Blink-182 EP ‘A Hundred Times Better’ Than ‘Neighborhoods,’ Says Travis Barker
Last week, Travis Barker, Tom DeLonge and Mark Hoppus spent four days in a Los Angeles recording studio laying down a handful of new Blink-182 tracks, which they plan to release as a digital EP by Christmas. As Barker tells Rolling Stone, the new material is shaping up to be something special.
“To me already, this EP is a hundred times better than Neighborhoods,” says Barker, referring to the band’s 2011 reunion album. “Because we’re all in a room together.” The trio recorded nearly all of Neighborhoods remotely, emailing the tracks back and forth to each other. “There’s some songs on there that I love, but for the most part it was disconnected,” Barker recalls. “It was like, ‘You do this part in your studio, and then you’re gonna play on it and send it back to me.’ When we’re not in the studio together, you don’t have the opportunity to gel off each other.”
To make matters worse, Barker was still recovering from the horrific 2008 plane crash that nearly took his life. “Dude, I was still healing,” he says. “I had scabs all over my body and was, like, a bloody mess. It was just way too soon.”
Now, Barker says the band is raring to go. They’ve already cooked up five new tunes which the drummer describes as “really, really cool” – one of which he calls a “very folky” song. “I don’t even know,” he says, laughing. “It’s way out. We all had some ideas. I went in the studio and I was just playing around. I had my electronic kit and I just played a straight drum pattern over it, and it sounded crazy. It changed the entire shape of the song.”

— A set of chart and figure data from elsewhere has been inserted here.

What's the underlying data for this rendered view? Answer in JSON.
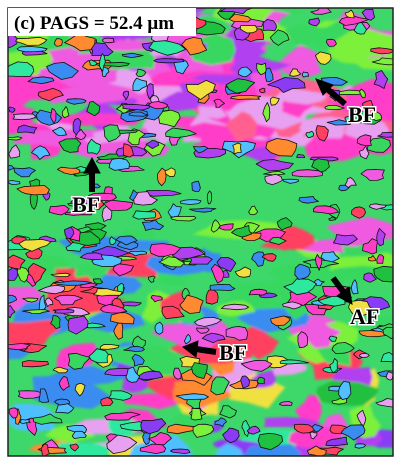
{
  "header": {
    "title": "(c) PAGS = 52.4 μm"
  },
  "annotations": [
    {
      "label": "BF"
    },
    {
      "label": "BF"
    },
    {
      "label": "AF"
    },
    {
      "label": "BF"
    }
  ]
}
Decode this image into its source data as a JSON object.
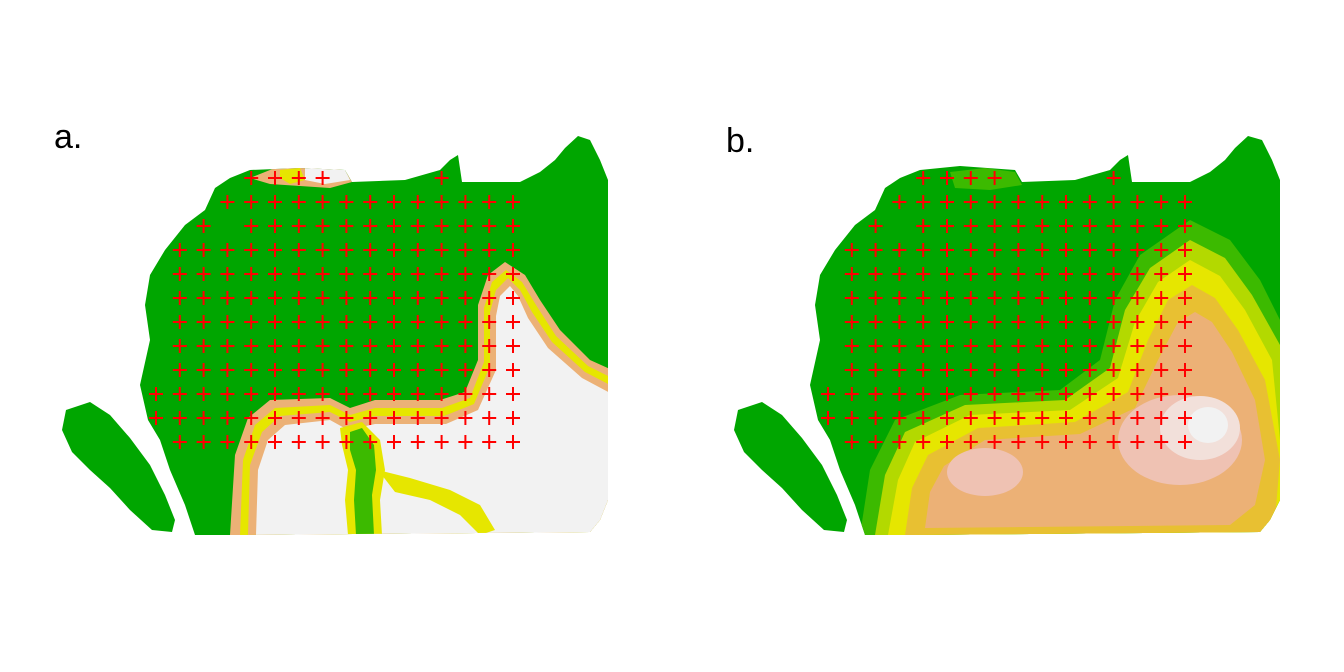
{
  "chart_data": {
    "type": "heatmap",
    "colors": {
      "green": "#00a600",
      "light_green": "#3cba00",
      "yellow_green": "#b3d900",
      "yellow": "#e6e600",
      "tan": "#e8c032",
      "salmon": "#ecb176",
      "pink": "#efc2b3",
      "white": "#f2f2f2",
      "marker": "#ff0000"
    },
    "panels": [
      {
        "label": "a.",
        "sample_rows": [
          {
            "row": 0,
            "cols": [
              4,
              5,
              6,
              7,
              12
            ]
          },
          {
            "row": 1,
            "cols": [
              3,
              4,
              5,
              6,
              7,
              8,
              9,
              10,
              11,
              12,
              13,
              14,
              15
            ]
          },
          {
            "row": 2,
            "cols": [
              2,
              4,
              5,
              6,
              7,
              8,
              9,
              10,
              11,
              12,
              13,
              14,
              15
            ]
          },
          {
            "row": 3,
            "cols": [
              1,
              2,
              3,
              4,
              5,
              6,
              7,
              8,
              9,
              10,
              11,
              12,
              13,
              14,
              15
            ]
          },
          {
            "row": 4,
            "cols": [
              1,
              2,
              3,
              4,
              5,
              6,
              7,
              8,
              9,
              10,
              11,
              12,
              13,
              14,
              15
            ]
          },
          {
            "row": 5,
            "cols": [
              1,
              2,
              3,
              4,
              5,
              6,
              7,
              8,
              9,
              10,
              11,
              12,
              13,
              14,
              15
            ]
          },
          {
            "row": 6,
            "cols": [
              1,
              2,
              3,
              4,
              5,
              6,
              7,
              8,
              9,
              10,
              11,
              12,
              13,
              14,
              15
            ]
          },
          {
            "row": 7,
            "cols": [
              1,
              2,
              3,
              4,
              5,
              6,
              7,
              8,
              9,
              10,
              11,
              12,
              13,
              14,
              15
            ]
          },
          {
            "row": 8,
            "cols": [
              1,
              2,
              3,
              4,
              5,
              6,
              7,
              8,
              9,
              10,
              11,
              12,
              13,
              14,
              15
            ]
          },
          {
            "row": 9,
            "cols": [
              0,
              1,
              2,
              3,
              4,
              5,
              6,
              7,
              8,
              9,
              10,
              11,
              12,
              13,
              14,
              15
            ]
          },
          {
            "row": 10,
            "cols": [
              0,
              1,
              2,
              3,
              4,
              5,
              6,
              7,
              8,
              9,
              10,
              11,
              12,
              13,
              14,
              15
            ]
          },
          {
            "row": 11,
            "cols": [
              1,
              2,
              3,
              4,
              5,
              6,
              7,
              8,
              9,
              10,
              11,
              12,
              13,
              14,
              15
            ]
          }
        ]
      },
      {
        "label": "b.",
        "sample_rows": [
          {
            "row": 0,
            "cols": [
              4,
              5,
              6,
              7,
              12
            ]
          },
          {
            "row": 1,
            "cols": [
              3,
              4,
              5,
              6,
              7,
              8,
              9,
              10,
              11,
              12,
              13,
              14,
              15
            ]
          },
          {
            "row": 2,
            "cols": [
              2,
              4,
              5,
              6,
              7,
              8,
              9,
              10,
              11,
              12,
              13,
              14,
              15
            ]
          },
          {
            "row": 3,
            "cols": [
              1,
              2,
              3,
              4,
              5,
              6,
              7,
              8,
              9,
              10,
              11,
              12,
              13,
              14,
              15
            ]
          },
          {
            "row": 4,
            "cols": [
              1,
              2,
              3,
              4,
              5,
              6,
              7,
              8,
              9,
              10,
              11,
              12,
              13,
              14,
              15
            ]
          },
          {
            "row": 5,
            "cols": [
              1,
              2,
              3,
              4,
              5,
              6,
              7,
              8,
              9,
              10,
              11,
              12,
              13,
              14,
              15
            ]
          },
          {
            "row": 6,
            "cols": [
              1,
              2,
              3,
              4,
              5,
              6,
              7,
              8,
              9,
              10,
              11,
              12,
              13,
              14,
              15
            ]
          },
          {
            "row": 7,
            "cols": [
              1,
              2,
              3,
              4,
              5,
              6,
              7,
              8,
              9,
              10,
              11,
              12,
              13,
              14,
              15
            ]
          },
          {
            "row": 8,
            "cols": [
              1,
              2,
              3,
              4,
              5,
              6,
              7,
              8,
              9,
              10,
              11,
              12,
              13,
              14,
              15
            ]
          },
          {
            "row": 9,
            "cols": [
              0,
              1,
              2,
              3,
              4,
              5,
              6,
              7,
              8,
              9,
              10,
              11,
              12,
              13,
              14,
              15
            ]
          },
          {
            "row": 10,
            "cols": [
              0,
              1,
              2,
              3,
              4,
              5,
              6,
              7,
              8,
              9,
              10,
              11,
              12,
              13,
              14,
              15
            ]
          },
          {
            "row": 11,
            "cols": [
              1,
              2,
              3,
              4,
              5,
              6,
              7,
              8,
              9,
              10,
              11,
              12,
              13,
              14,
              15
            ]
          }
        ]
      }
    ]
  }
}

The idea to get back in the studio came from Barker, who brought it up to DeLonge and Hoppus during their European summer tour dates. But it wasn’t until a few weeks ago that the band decided to move forward on the project. “It was like three days after Halloween and Tom was like, ‘Dude, we should do that!'” Barker recalls.
Now an indie band for the first time since their 1994 debut – Blink split with their longtime label, Interscope, last month – Barker says the EP is being made solely “for the fans. It’s like a post-being-off-the-label celebration,” he says.
And more new Blink music is on the way. The drummer says they’ll head back to the studio in February after an Australian tour to begin writing and recording their next full-length, with plans to release it near the end of 2013.
The band’s motto going forward? “The rule is there’s no rules,” Barker says.